Unfamiliar with the Bensonhurst section of Brooklyn , Tawny hailed a cab. She’d never met Martell. Mario had instructed him to set up the offshore accounts and file her taxes, laundering her illegally made money into a shell company Martell created to pay her the “legal” money she made as a model. The rest went into offshore accounts. If she’d claimed all of it, an audit would surely have followed unless her modeling job was strutting her stuff on the Victoria Secret runway, earning five grand an hour. She didn’t want Mario involved now. He had enough problems without involvement in hers.

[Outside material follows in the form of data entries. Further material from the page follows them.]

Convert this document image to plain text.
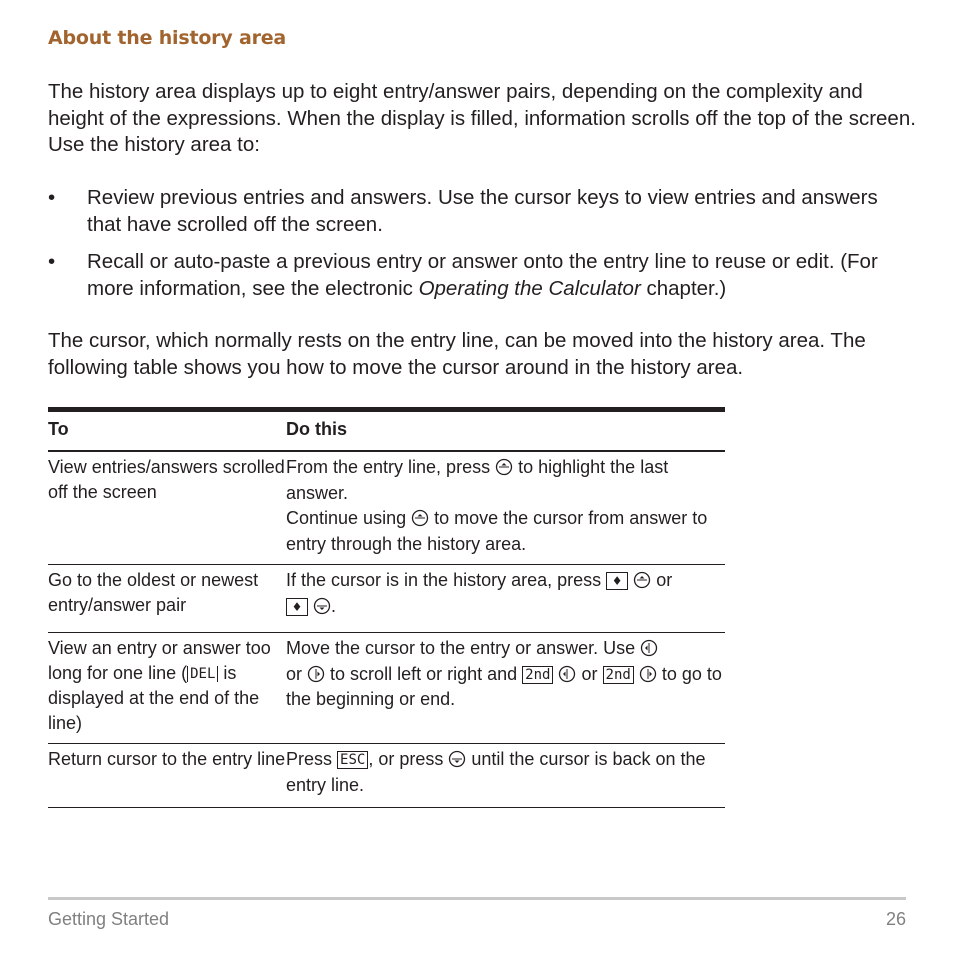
About the history area
The history area displays up to eight entry/answer pairs, depending on the complexity and height of the expressions. When the display is filled, information scrolls off the top of the screen. Use the history area to:
• Review previous entries and answers. Use the cursor keys to view entries and answers that have scrolled off the screen.
• Recall or auto-paste a previous entry or answer onto the entry line to reuse or edit. (For more information, see the electronic Operating the Calculator chapter.)
The cursor, which normally rests on the entry line, can be moved into the history area. The following table shows you how to move the cursor around in the history area.
To	Do this
View entries/answers scrolled off the screen
From the entry line, press to highlight the last answer.
Continue using to move the cursor from answer to entry through the history area.
Go to the oldest or newest entry/answer pair
If the cursor is in the history area, press ♦ or
♦ .
View an entry or answer too long for one line ( DEL is displayed at the end of the line)
Move the cursor to the entry or answer. Use
or to scroll left or right and 2nd or 2nd to go to the beginning or end.
Return cursor to the entry line Press ESC , or press until the cursor is back on the entry line.
Getting Started	26
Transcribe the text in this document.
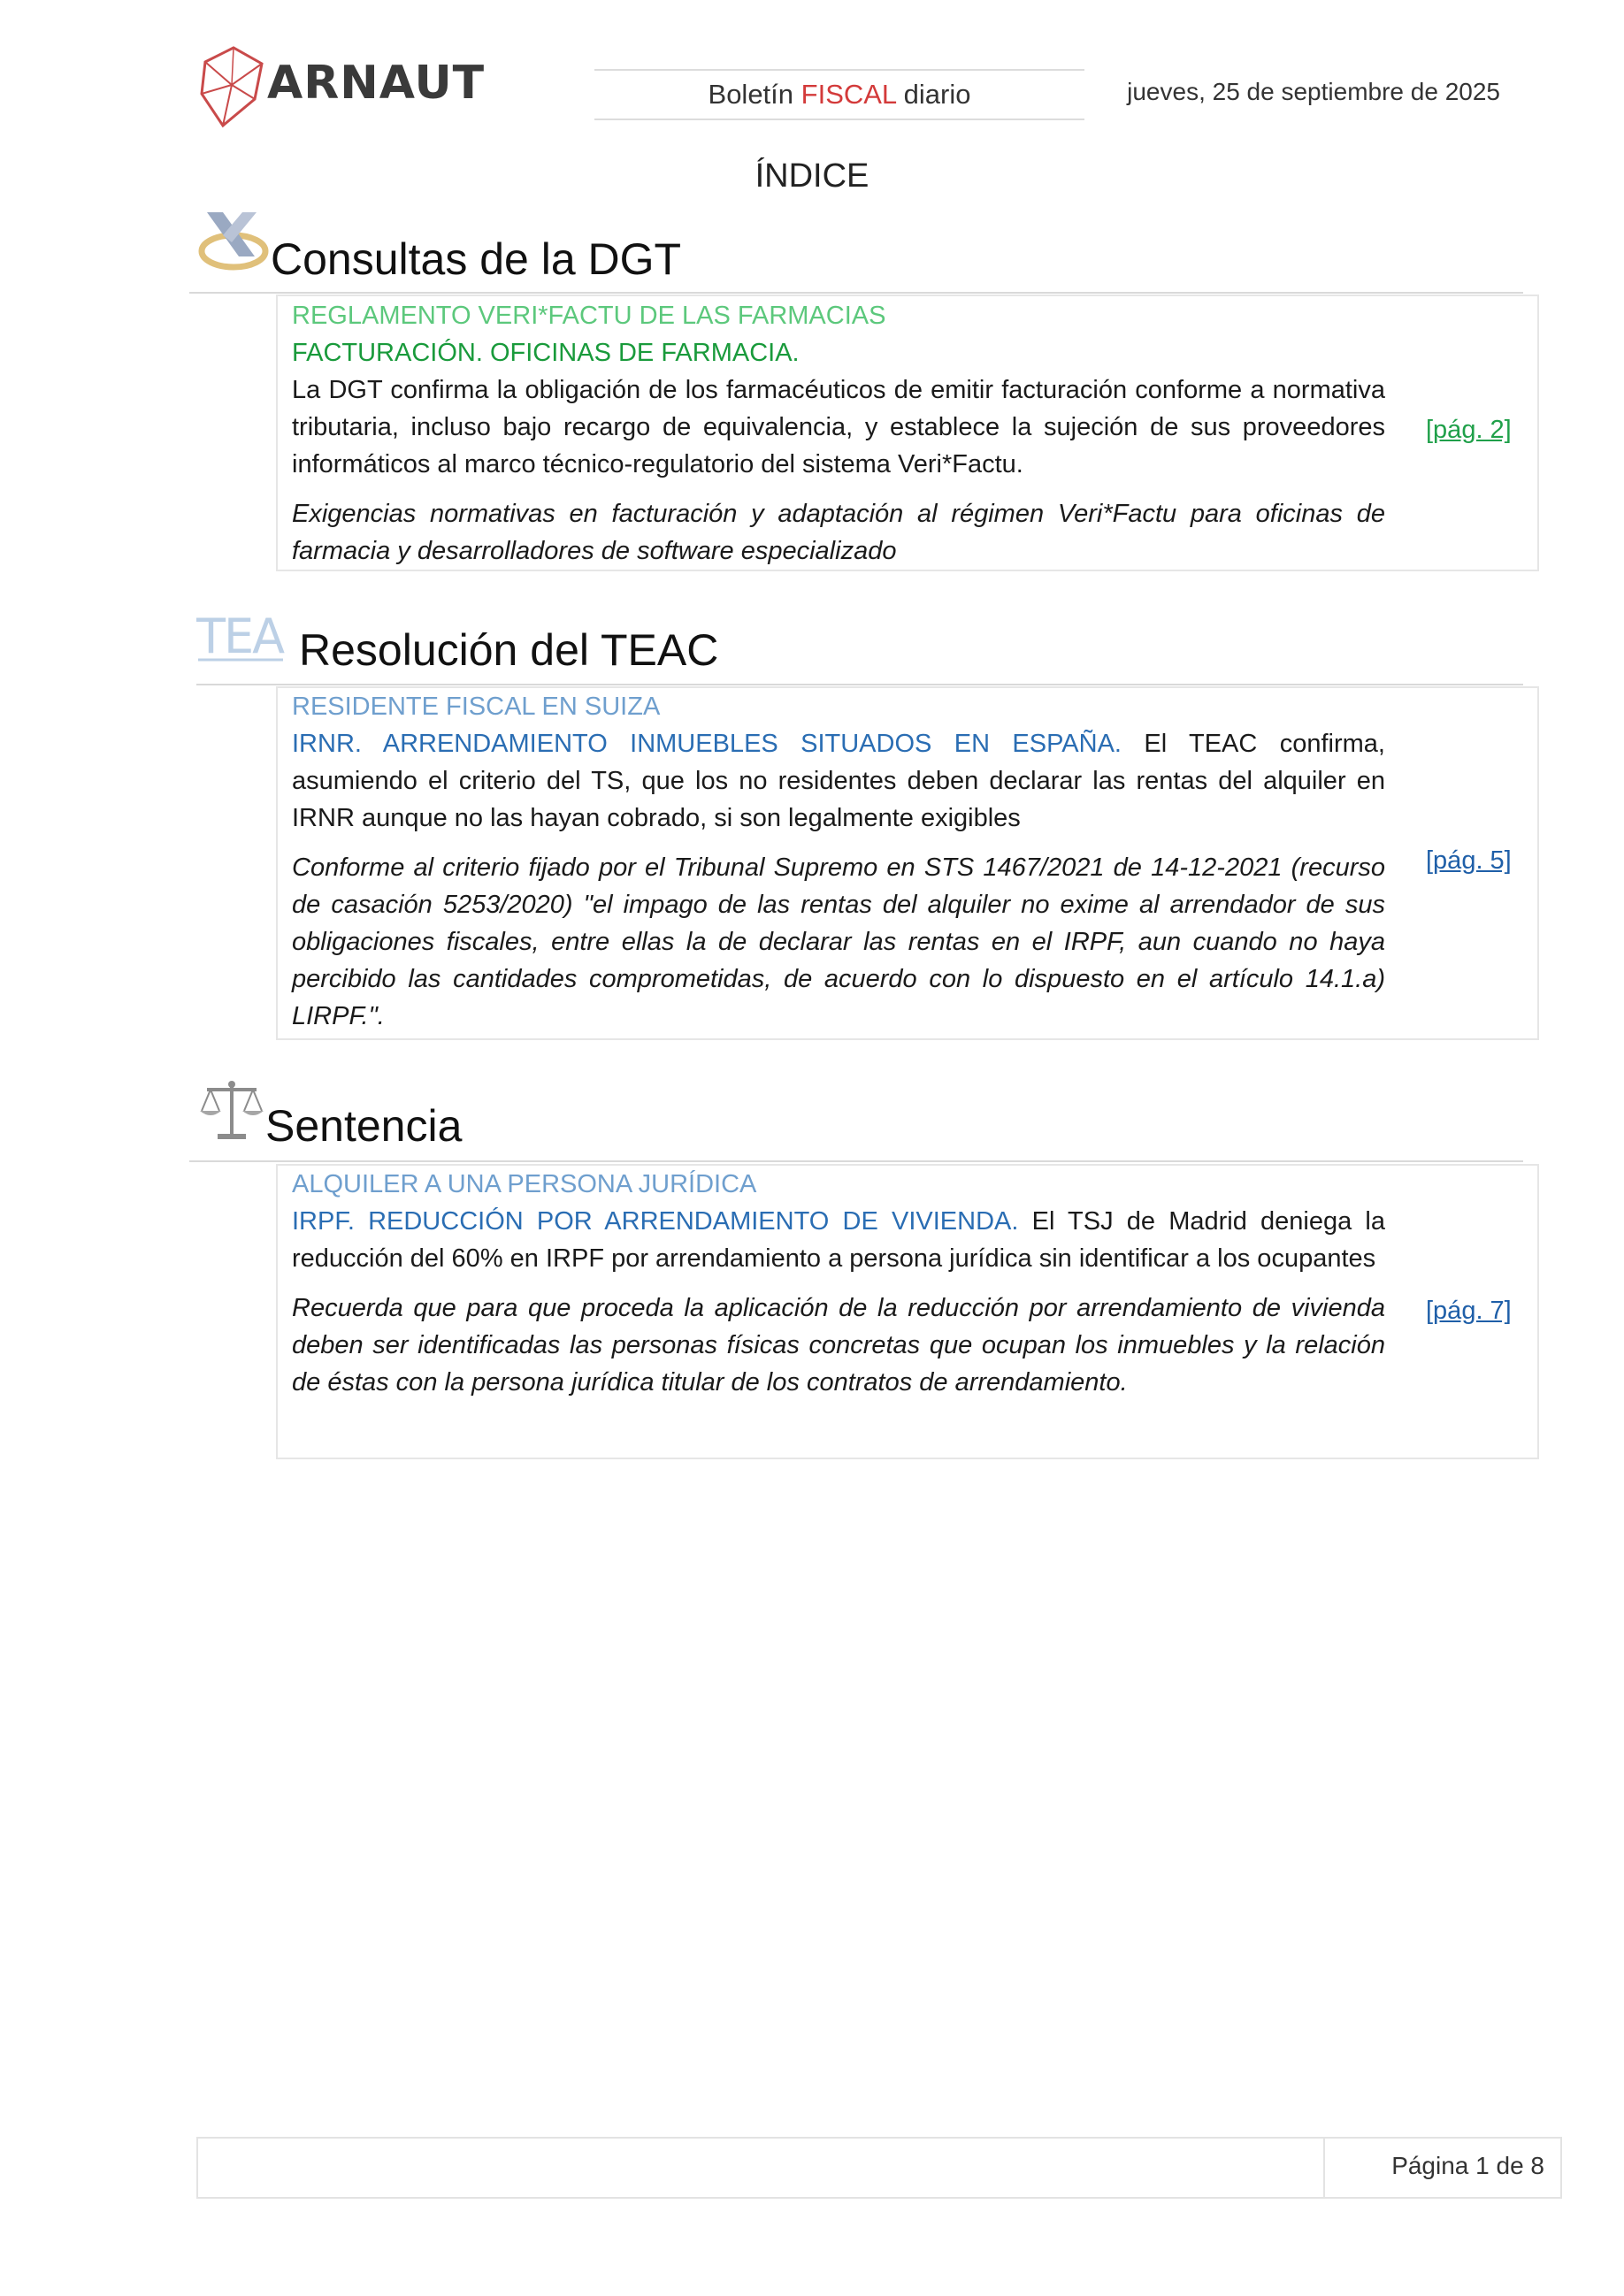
ARNAUT	Boletín FISCAL diario	jueves, 25 de septiembre de 2025
ÍNDICE
Consultas de la DGT
REGLAMENTO VERI*FACTU DE LAS FARMACIAS
FACTURACIÓN. OFICINAS DE FARMACIA.
La DGT confirma la obligación de los farmacéuticos de emitir facturación conforme a normativa tributaria, incluso bajo recargo de equivalencia, y establece la sujeción de sus proveedores informáticos al marco técnico-regulatorio del sistema Veri*Factu.
Exigencias normativas en facturación y adaptación al régimen Veri*Factu para oficinas de farmacia y desarrolladores de software especializado
[pág. 2]
TEA Resolución del TEAC
RESIDENTE FISCAL EN SUIZA
IRNR. ARRENDAMIENTO INMUEBLES SITUADOS EN ESPAÑA. El TEAC confirma, asumiendo el criterio del TS, que los no residentes deben declarar las rentas del alquiler en IRNR aunque no las hayan cobrado, si son legalmente exigibles
Conforme al criterio fijado por el Tribunal Supremo en STS 1467/2021 de 14-12-2021 (recurso de casación 5253/2020) "el impago de las rentas del alquiler no exime al arrendador de sus obligaciones fiscales, entre ellas la de declarar las rentas en el IRPF, aun cuando no haya percibido las cantidades comprometidas, de acuerdo con lo dispuesto en el artículo 14.1.a) LIRPF.".
[pág. 5]
Sentencia
ALQUILER A UNA PERSONA JURÍDICA
IRPF. REDUCCIÓN POR ARRENDAMIENTO DE VIVIENDA. El TSJ de Madrid deniega la reducción del 60% en IRPF por arrendamiento a persona jurídica sin identificar a los ocupantes
Recuerda que para que proceda la aplicación de la reducción por arrendamiento de vivienda deben ser identificadas las personas físicas concretas que ocupan los inmuebles y la relación de éstas con la persona jurídica titular de los contratos de arrendamiento.
[pág. 7]
Página 1 de 8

Martell’s office inhabited a center spot in an unobtrusive strip mall. There was no sign other than one that said, Ring the Bell . She did. The blind on the small window parted, and a voice asked who she was. She said her name, and the door opened. Tawny had heard Martell was a big man, but big understated his massive bulk.
“Miss Dell,” he said. “Nice to meet you at last.”
He locked the door after her, and she followed him into a no-frills office, a stunning contrast to the luxuriously appointed setup at Upper Eighties. Impeccably dressed in a perfectly tailored light worsted wool, he moved with unexpected grace, not the shuffling waddle typical of a man his size. She saw no secretary.
Two frames hung on the office’s wall. In the first, a group photograph, Tawny recognized a younger Mario Russo, a lovely woman she assumed was Mrs. Russo, Martell, and his pregnant wife. The other frame held a degree from City College in the name of Richard Martelli. She wondered why he’d anglicized his name, but given his professional, almost aloof manner, she took the visitor’s seat without asking. The huge desk fit the man or, conversely, the huge man fit the desk.
She gave Martell a list of where she wanted the money dispersed.
“That’s a lot of money, Miss Dell. I doubt the feds would find the two accounts in question.”